Character-based serials are a very different animal from, say, a trilogy or other multivolume set. Rather than building upon a story, volume after volume, they are created in a way to involve the character (or characters – Higgins seems to use more than half-a-dozen regulars here) in a series of stand-alone stories. It is an important distinction. There is, naturally, a creation of a “history” for those individuals. Also, a “universe” is built, even if only through that character development. For example, should someone become, say, President or Director of the CIA in one volume, future contexts will have that critical deviation from the real world, the world in which all these fictional stories might otherwise, ostensibly, take place.

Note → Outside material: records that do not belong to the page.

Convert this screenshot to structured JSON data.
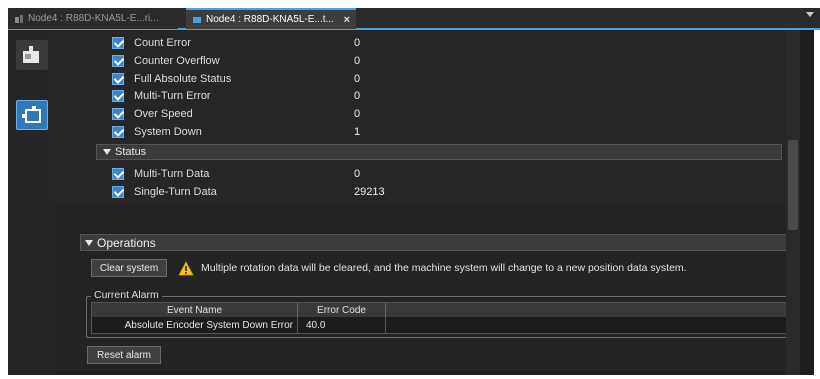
{
  "tabs": [
    {
      "label": "Node4 : R88D-KNA5L-E...ri...",
      "active": false
    },
    {
      "label": "Node4 : R88D-KNA5L-E...t...",
      "active": true,
      "close": "×"
    }
  ],
  "properties": [
    {
      "name": "Count Error",
      "value": "0"
    },
    {
      "name": "Counter Overflow",
      "value": "0"
    },
    {
      "name": "Full Absolute Status",
      "value": "0"
    },
    {
      "name": "Multi-Turn Error",
      "value": "0"
    },
    {
      "name": "Over Speed",
      "value": "0"
    },
    {
      "name": "System Down",
      "value": "1"
    }
  ],
  "status_group": {
    "label": "Status",
    "items": [
      {
        "name": "Multi-Turn Data",
        "value": "0"
      },
      {
        "name": "Single-Turn Data",
        "value": "29213"
      }
    ]
  },
  "operations": {
    "label": "Operations",
    "clear_button": "Clear system",
    "warning_text": "Multiple rotation data will be cleared, and the machine system will change to a new position data system.",
    "reset_button": "Reset alarm"
  },
  "current_alarm": {
    "label": "Current Alarm",
    "columns": [
      "Event Name",
      "Error Code"
    ],
    "rows": [
      {
        "event_name": "Absolute Encoder System Down Error",
        "error_code": "40.0"
      }
    ]
  },
  "colors": {
    "accent": "#4aa3df",
    "checkbox": "#3a85c9",
    "warning": "#f5c518"
  },
  "icons": {
    "side_button_1": "node-device-icon",
    "side_button_2": "node-device-selected-icon",
    "warning": "warning-icon"
  }
}
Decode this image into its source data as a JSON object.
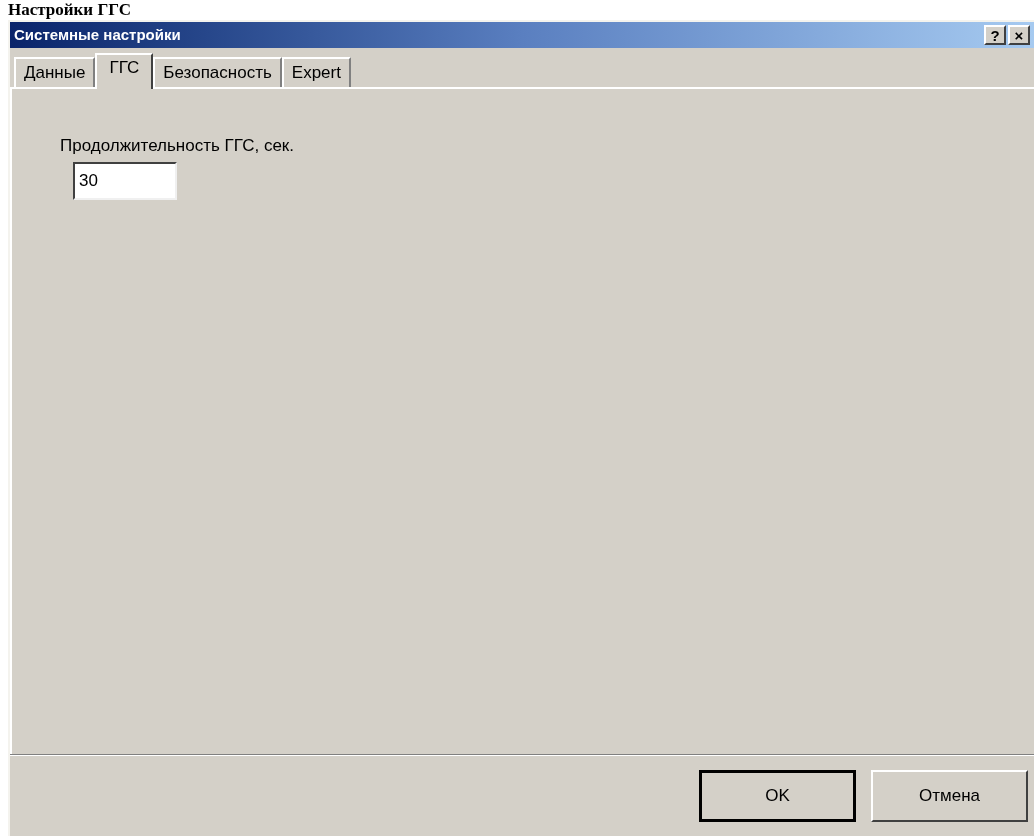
{
  "page_heading": "Настройки ГГС",
  "window": {
    "title": "Системные настройки",
    "controls": [
      "?",
      "×"
    ]
  },
  "tabs": [
    {
      "label": "Данные",
      "selected": false
    },
    {
      "label": "ГГС",
      "selected": true
    },
    {
      "label": "Безопасность",
      "selected": false
    },
    {
      "label": "Expert",
      "selected": false
    }
  ],
  "field": {
    "label": "Продолжительность ГГС, сек.",
    "value": "30"
  },
  "buttons": [
    {
      "label": "OK",
      "default": true
    },
    {
      "label": "Отмена",
      "default": false
    }
  ]
}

It may go without saying that the continued development of characters requires that at least some of a current volume’s prose connects the reader with escapades past. At its worst, the characters spend page after page musing about their prior exploits. At its best, I merely get this vague notion that I should know a little more about a character than I do.

Either way, starting in with Book #17 is not a good way to evaluate a series.

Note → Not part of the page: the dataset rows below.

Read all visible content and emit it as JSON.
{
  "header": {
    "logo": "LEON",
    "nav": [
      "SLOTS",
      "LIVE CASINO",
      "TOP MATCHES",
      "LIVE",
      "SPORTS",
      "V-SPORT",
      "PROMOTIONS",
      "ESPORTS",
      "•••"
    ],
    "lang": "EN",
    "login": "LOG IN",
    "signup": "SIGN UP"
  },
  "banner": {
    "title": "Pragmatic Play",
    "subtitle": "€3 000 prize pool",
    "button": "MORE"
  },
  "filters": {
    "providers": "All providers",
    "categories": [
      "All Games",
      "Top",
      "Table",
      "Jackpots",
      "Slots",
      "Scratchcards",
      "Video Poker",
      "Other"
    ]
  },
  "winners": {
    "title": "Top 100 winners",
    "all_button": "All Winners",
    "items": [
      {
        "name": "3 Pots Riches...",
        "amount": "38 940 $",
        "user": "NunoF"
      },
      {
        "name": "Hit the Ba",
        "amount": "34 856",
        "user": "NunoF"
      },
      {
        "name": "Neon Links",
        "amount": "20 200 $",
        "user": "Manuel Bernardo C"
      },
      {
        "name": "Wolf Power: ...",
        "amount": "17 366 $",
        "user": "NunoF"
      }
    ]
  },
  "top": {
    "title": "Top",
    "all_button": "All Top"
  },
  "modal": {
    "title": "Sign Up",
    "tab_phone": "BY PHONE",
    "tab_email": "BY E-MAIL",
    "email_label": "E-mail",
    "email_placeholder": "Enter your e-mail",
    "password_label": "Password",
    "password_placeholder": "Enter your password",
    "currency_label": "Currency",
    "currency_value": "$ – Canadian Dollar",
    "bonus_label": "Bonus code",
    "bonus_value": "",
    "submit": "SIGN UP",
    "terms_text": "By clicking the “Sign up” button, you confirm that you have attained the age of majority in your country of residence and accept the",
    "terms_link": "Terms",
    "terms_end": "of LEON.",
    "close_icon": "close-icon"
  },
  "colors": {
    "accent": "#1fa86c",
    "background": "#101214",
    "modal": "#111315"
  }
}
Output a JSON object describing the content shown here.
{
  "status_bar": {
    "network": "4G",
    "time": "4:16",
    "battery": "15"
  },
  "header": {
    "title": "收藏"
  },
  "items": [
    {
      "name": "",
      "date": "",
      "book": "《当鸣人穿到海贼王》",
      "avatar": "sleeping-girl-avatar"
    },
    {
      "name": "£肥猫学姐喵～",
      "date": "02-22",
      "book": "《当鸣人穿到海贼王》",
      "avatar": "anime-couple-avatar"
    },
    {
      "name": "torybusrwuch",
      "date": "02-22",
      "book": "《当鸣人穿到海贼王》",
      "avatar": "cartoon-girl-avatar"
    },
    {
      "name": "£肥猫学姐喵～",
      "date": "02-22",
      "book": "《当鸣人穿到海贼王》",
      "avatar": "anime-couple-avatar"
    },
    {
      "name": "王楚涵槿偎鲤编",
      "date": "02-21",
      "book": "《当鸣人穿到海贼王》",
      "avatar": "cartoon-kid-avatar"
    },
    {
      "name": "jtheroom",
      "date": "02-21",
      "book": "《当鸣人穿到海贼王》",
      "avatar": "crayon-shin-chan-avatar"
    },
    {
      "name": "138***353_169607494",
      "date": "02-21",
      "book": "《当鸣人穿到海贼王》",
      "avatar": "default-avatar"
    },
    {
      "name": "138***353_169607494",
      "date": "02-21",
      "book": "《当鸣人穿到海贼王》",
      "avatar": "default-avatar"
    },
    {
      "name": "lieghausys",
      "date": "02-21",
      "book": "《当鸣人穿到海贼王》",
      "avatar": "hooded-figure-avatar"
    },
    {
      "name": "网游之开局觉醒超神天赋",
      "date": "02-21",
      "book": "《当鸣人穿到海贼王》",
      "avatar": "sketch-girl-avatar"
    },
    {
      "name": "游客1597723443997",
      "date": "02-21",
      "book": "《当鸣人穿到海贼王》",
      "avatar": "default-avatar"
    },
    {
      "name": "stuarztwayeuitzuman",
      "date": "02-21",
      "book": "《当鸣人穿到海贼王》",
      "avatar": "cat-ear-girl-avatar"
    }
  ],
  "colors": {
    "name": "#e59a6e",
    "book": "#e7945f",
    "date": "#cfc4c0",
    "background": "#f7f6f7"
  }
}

The Sean Dillon series of books is Higgins most profligate, running to a total of 22 installments. The final book of his life, as it happens, was a Sean Dillon. I can’t yet say this experience with The Wolf at the Door will leave me wanting to dig into the Sean Dillon universe. While the first third of the book got a little Clanciesque and tedious, the second third, wherein some new villains are introduced, became much more enjoyable. Even while I’m barely into this exercise, I can’t see myself seeking out Sean Dillon #19 (A Devil is Waiting is you’re keeping score at home) once I’m finished. I CAN imagine, someday, getting a hold of Sean Dillion #1 (Eye of the Storm or Midnight Man, depending upon which printing you get).

So rather than try to evaluate this book, or the series, when I am but a half-a-book in, I’ll offer a few random musings.

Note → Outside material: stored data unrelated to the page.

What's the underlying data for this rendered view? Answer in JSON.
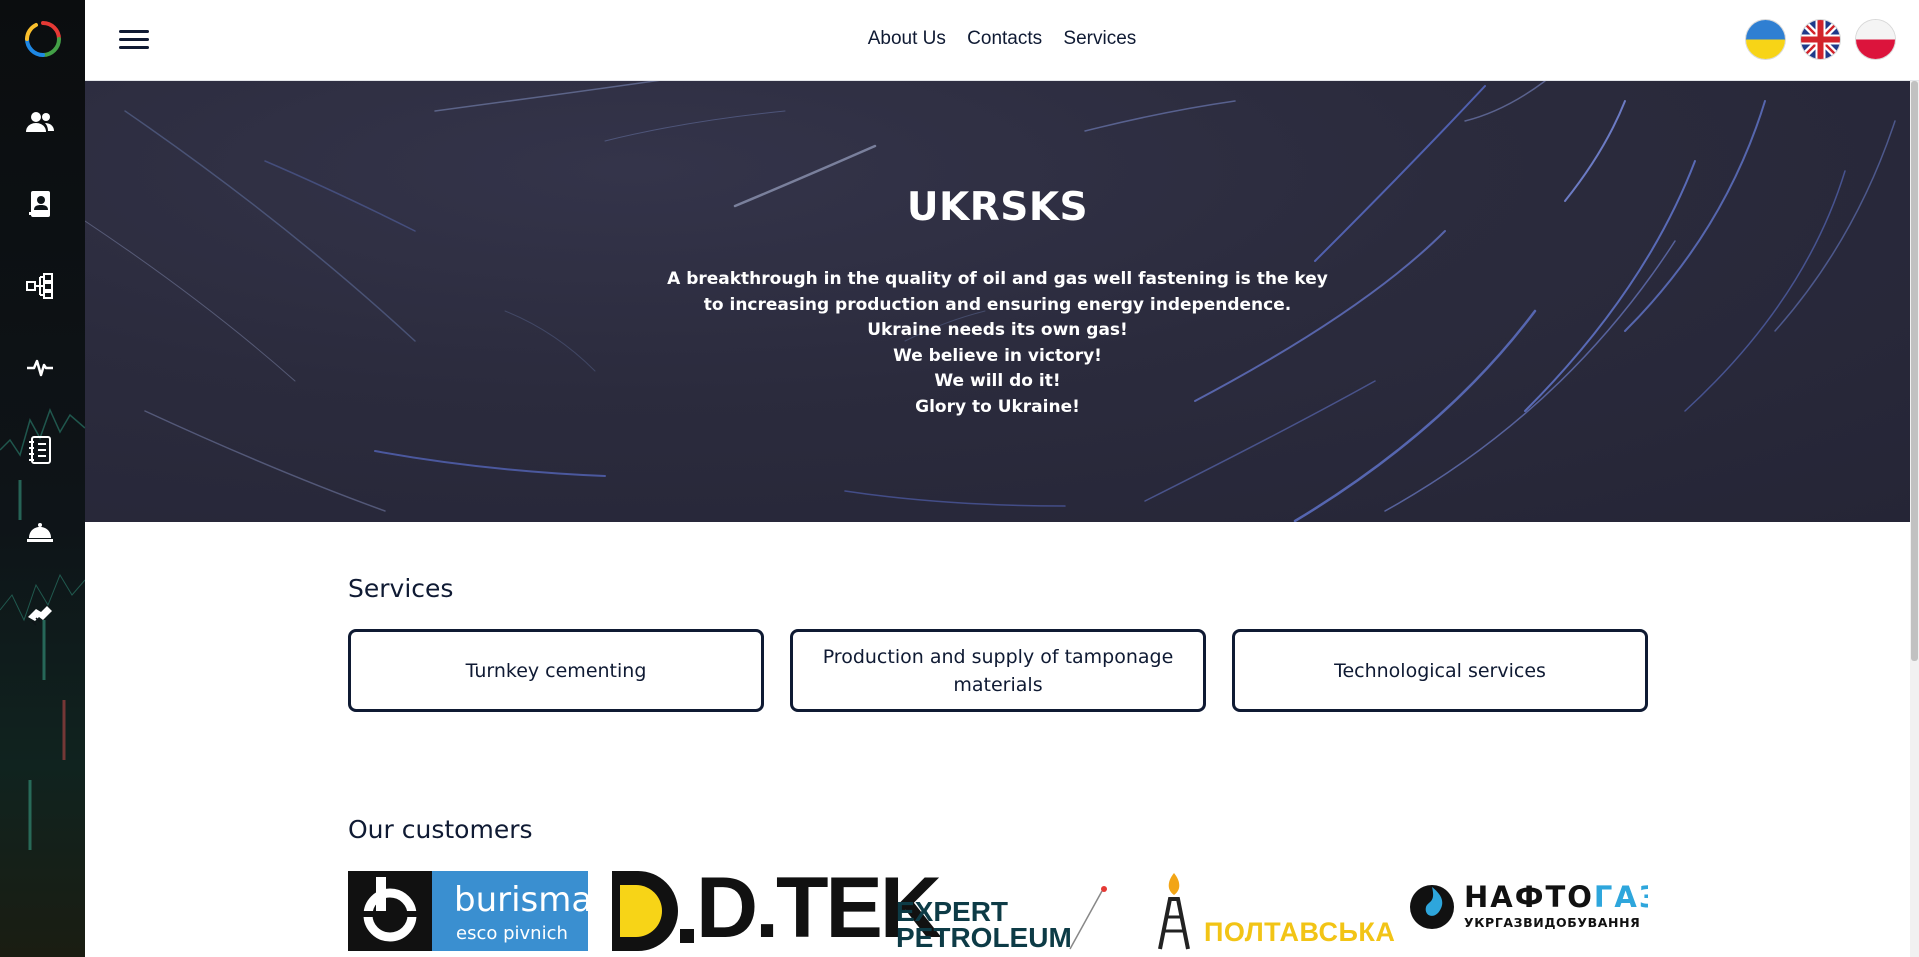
{
  "sidebar": {
    "items": [
      {
        "icon": "users-icon"
      },
      {
        "icon": "contacts-book-icon"
      },
      {
        "icon": "structure-icon"
      },
      {
        "icon": "pulse-icon"
      },
      {
        "icon": "document-list-icon"
      },
      {
        "icon": "service-bell-icon"
      },
      {
        "icon": "handshake-icon"
      }
    ]
  },
  "nav": {
    "about": "About Us",
    "contacts": "Contacts",
    "services": "Services"
  },
  "languages": [
    "ua",
    "en",
    "pl"
  ],
  "hero": {
    "title": "UKRSKS",
    "lines": [
      "A breakthrough in the quality of oil and gas well fastening is the key",
      "to increasing production and ensuring energy independence.",
      "Ukraine needs its own gas!",
      "We believe in victory!",
      "We will do it!",
      "Glory to Ukraine!"
    ]
  },
  "services": {
    "title": "Services",
    "items": [
      "Turnkey cementing",
      "Production and supply of tamponage materials",
      "Technological services"
    ]
  },
  "customers": {
    "title": "Our customers",
    "logos": {
      "burisma_main": "burisma",
      "burisma_sub": "esco pivnich",
      "dtek": "D.TEK",
      "expert_line1": "EXPERT",
      "expert_line2": "PETROLEUM",
      "poltava": "ПОЛТАВСЬКА",
      "naftogaz_part1": "НАФТО",
      "naftogaz_part2": "ГАЗ",
      "naftogaz_sub": "УКРГАЗВИДОБУВАННЯ"
    }
  },
  "colors": {
    "navy": "#0f1a33",
    "hero_bg": "#2b2b3d",
    "burisma_blue": "#3a8fd0",
    "dtek_yellow": "#f7d417",
    "poltava_yellow": "#f2c416",
    "naftogaz_blue": "#2ea6dc"
  }
}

First, one “first” that I encountered here. This is the only book I’ve read where Vladimir Putin features as a character. I don’t think he is meant to be a sympathetic one, either.

Also, so not to be deliberately obtuse, the title of my post is an oft-used phrase in The Wolf at the Door. A key to the book’s mystery* is a set of identical prayer cards found in the wallets of would-be assassins. This phrase is appended to a bit of the Hail Mary, and its wording suggests a request for divine intervention of a Catholic God into the activities of the Provisional IRA. You see, the phrase invokes the translation to English of the Irish term Sinn Féin.

Similarly, the source for the book’s title, “The wolf at the door is your greatest danger and not only in winter,” is a Russian proverb. Similarly to the Sinn Féin allusion, which clues the characters into who is doing what – this alerts in the reader, from page 1, about this upcoming bit of Irish misdirection. I have to say, though, I only “know” it is a Russian proverb because Higgins says it is (right there on page one). A bit of googling serves up no such folk wisdom.

To be honest I’m dubious. All the best Russian proverbs that I’ve been taught are shockingly vulgar.

– Photo by RODNAE Productions on Pexels.com

*I suppose almost any decent book has to present a mystery of sorts. Why read the book if you’re not going to discover something in the reading of it. The Wolf at the Door is a little more standard in this regard. At the book’s outset, a series of crimes takes place. The characters must discover the connection between them and, from there, who is behind it. In a welcomed twist on the formula, the narrative switches perspectives about a third of the way through and just goes ahead and tells the reader what is going on rather than drag you through the discovery process. Whatever else I might like, or not, about this series, I’ll give Higgins credit for that one.